My mother hides things and lies about them in ways she believes are convincing. She becomes defensive when confused. Sometimes I catch flashes of the exhausting road ahead and immediately feel myself recoil from it.
That recoil is the part I am most ashamed of.
I keep wanting to become the version of myself this situation seems to require: endlessly patient, endlessly loving, endlessly available. Instead I often feel emotionally flattened by the sheer accumulation of everything happening at once — middle age, menopause, caregiving, financial stress, unfinished homes, remote work isolation, a nearly grown son pulling away, a marriage strained by exhaustion, and very little meaningful support holding any of it up.
Maybe apathy is not always cruelty.
Maybe sometimes it is emotional overload finally reaching capacity.
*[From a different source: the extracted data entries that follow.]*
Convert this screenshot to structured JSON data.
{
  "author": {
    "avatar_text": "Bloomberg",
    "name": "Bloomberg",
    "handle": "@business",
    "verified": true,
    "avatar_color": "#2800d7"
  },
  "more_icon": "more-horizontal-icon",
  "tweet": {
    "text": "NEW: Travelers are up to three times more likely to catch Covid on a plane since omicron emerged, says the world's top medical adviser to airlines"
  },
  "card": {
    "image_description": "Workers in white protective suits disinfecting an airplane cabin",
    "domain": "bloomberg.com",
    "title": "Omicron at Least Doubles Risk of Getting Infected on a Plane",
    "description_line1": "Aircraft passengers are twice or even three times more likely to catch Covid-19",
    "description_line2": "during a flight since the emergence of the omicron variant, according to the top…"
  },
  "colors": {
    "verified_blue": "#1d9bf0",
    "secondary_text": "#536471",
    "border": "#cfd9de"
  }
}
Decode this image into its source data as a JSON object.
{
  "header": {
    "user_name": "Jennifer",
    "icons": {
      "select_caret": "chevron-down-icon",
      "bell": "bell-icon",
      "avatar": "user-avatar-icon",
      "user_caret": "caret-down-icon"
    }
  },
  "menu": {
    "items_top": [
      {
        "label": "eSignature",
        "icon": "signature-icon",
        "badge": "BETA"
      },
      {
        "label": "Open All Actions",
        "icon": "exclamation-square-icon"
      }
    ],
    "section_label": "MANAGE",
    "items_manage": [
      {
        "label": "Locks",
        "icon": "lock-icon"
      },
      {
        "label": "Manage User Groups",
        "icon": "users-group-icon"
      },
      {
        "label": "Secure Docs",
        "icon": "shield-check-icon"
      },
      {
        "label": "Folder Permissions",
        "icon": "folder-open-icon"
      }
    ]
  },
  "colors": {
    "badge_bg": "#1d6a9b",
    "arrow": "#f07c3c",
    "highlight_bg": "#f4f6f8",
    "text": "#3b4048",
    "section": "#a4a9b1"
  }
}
Lately I have been trying to stop condemning myself so harshly for not handling all of this gracefully. I am beginning to understand that surviving difficult seasons is sometimes less about dramatic transformation and more about stabilizing the small things still within your control.
For me, right now, that begins with my health.
I cannot control dementia. I cannot fully control my husband, my son, my coworkers, or the unfinished state of my home. But I can begin caring for myself more honestly instead of numbing myself with food and exhaustion. I can try to nourish my body instead of punishing it. I can move more gently through my days. I can take walks. Stretch. Sleep better. Rebuild small routines that make me feel slightly more anchored inside my own life.
Perhaps hope returns quietly that way — not all at once, but through small acts of care repeated consistently enough that you begin to recognize yourself again.